Aleister and Adolf by Douglas Rushkoff and Michael Avon Oeming is the graphic retelling of occultist Aleister Crowley’s secret role in Britain’s stance against the rise of Nazi Germany. The occult and World War 2 make excellent comic book bedfellows, and this book had all the potential to be amazing but ultimately falls short for a number of reasons.

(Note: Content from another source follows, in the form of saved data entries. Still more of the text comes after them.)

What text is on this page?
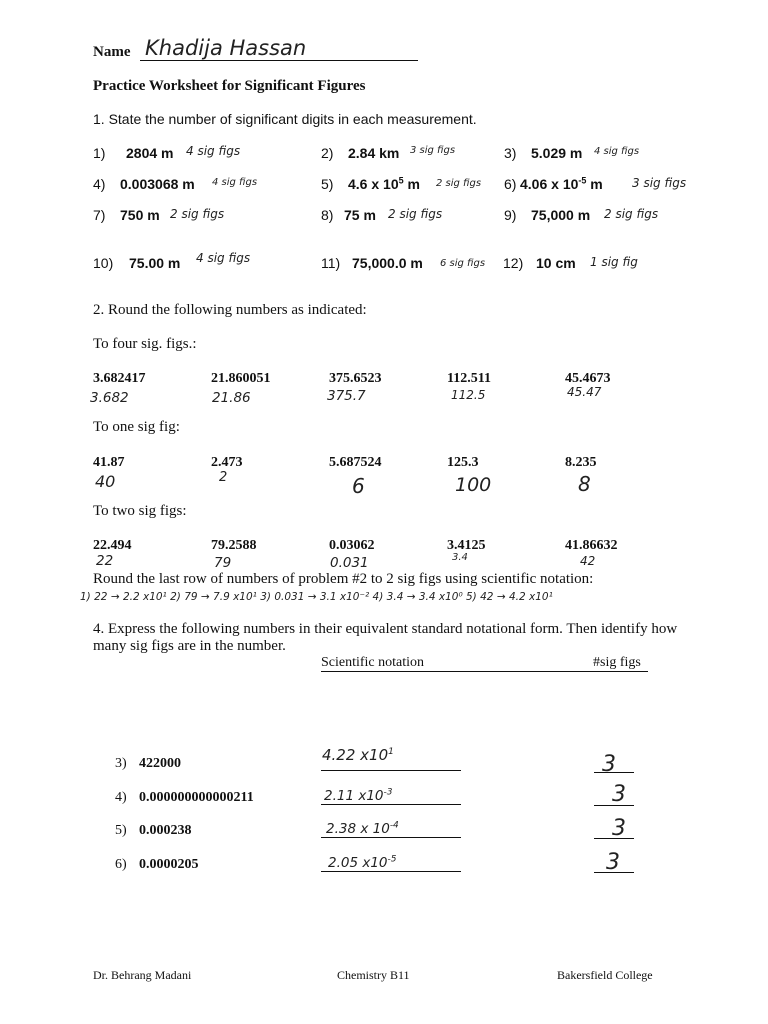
Name Khadija Hassan
Practice Worksheet for Significant Figures
1. State the number of significant digits in each measurement.
1) 2804 m 4 sig figs	2) 2.84 km 3 sig figs	3) 5.029 m 4 sig figs
4) 0.003068 m 4 sig figs	5) 4.6 x $10^5$ m 2 sig figs 6) 4.06 x $10^{-5}$ m 3 sig figs
7) 750 m 2 sig figs	8) 75 m 2 sig figs	9) 75,000 m 2 sig figs
10) 75.00 m 4 sig figs	11) 75,000.0 m 6 sig figs 12) 10 cm 1 sig fig
2. Round the following numbers as indicated:
To four sig. figs.:
3.682417	21.860051	375.6523	112.511	45.4673
3.682	21.86	375.7	112.5	45.47
To one sig fig:
41.87	2.473	5.687524	125.3	8.235
40	2	6	100	8
To two sig figs:
22.494	79.2588	0.03062	3.4125	41.86632
22	79	0.031	3.4	42
Round the last row of numbers of problem #2 to 2 sig figs using scientific notation:
1) 22 → 2.2 x10¹ 2) 79 → 7.9 x10¹ 3) 0.031 → 3.1 x10⁻² 4) 3.4 → 3.4 x10⁰ 5) 42 → 4.2 x10¹
4. Express the following numbers in their equivalent standard notational form. Then identify how
many sig figs are in the number.
Scientific notation	#sig figs
3) 422000	4.22 $x10^1$	3
4) 0.000000000000211	2.11 $x10^{-3}$	3
5) 0.000238	2.38 x $10^{-4}$	3
6) 0.0000205	2.05 $x10^{-5}$	3
Dr. Behrang Madani	Chemistry B11	Bakersfield College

Rushkoff, a noted author and theorist, struggles with expressing this story in comic book format. Avoiding spoilers, the easiest way to explain this is in analysing the beginning and ending. Our titular antagonist, Crowley, doesn’t show up for ten pages, (Hitler is hardly present in the comic, but defines a lot of the action). Instead, the start of the book is a convoluted mess. Starting with a web designer in the 90’s motivated by his boss to meet an archivist to seek out a former employee who then recounts the story of his time spent with the “Great Beast”. This disconnect reduces the investment in the characters and serves only to justify the author’s heavy-handed yet impotent ending.
The middle of the book is as confused. As a representation of what Roberts, the book’s actual protagonist, feels during his time with Crowley, it’s admirable but once again destroys any investment in his character. Crowley himself, arguably the reason most will want to read this book, is presented as a force of nature; a genius madman outside the realms of understanding. He is cruel yet charismatic and very much the Crowley of the public’s consciousness. This is another problem with Alesteir and Adolf. The potentiality of the story delves no further into Crowley than his Wikipedia page and lacks the courage to attempt to bring him to the front of the stage. The selling point of “The Wickedest Man in The World” taking on “History’s Greatest Villain” fails to manifest as we’re instead given a confused man watches an unknowable man remotely battle a distant man.
All of this is an attempt to explore the power of belief in symbols and images, one of the highlights of the book. Oeming’s ability to turn from flat black and whites of the real world into the surreal watercolours of the magical ritual and realm is a real saving grace. At points, it’s a washed out psychedelia that manages to capture an esoteric grimness. Likewise, the symbology, though sometimes overused, can hit you like a sledgehammer and when used correctly adds the feeling of depth to the story that is missing in the plotting and characterisation. Similarly, Oeming’s cartooning is expressive: when Crowley is creepy he is sinister, when he is mad he is furious. However, outside of the Crowley and Daphne, the characters, including Roberts, can be easily confused.
Though Aleister and Adolf is not without some merits, it feels as though the writing took a few missteps and failed to construct a compelling narrative. The structure wastes time and either needed more room or to be rethought. You would either have to have no previous knowledge of Crowley or be a Crowley completionist to get much out of this book.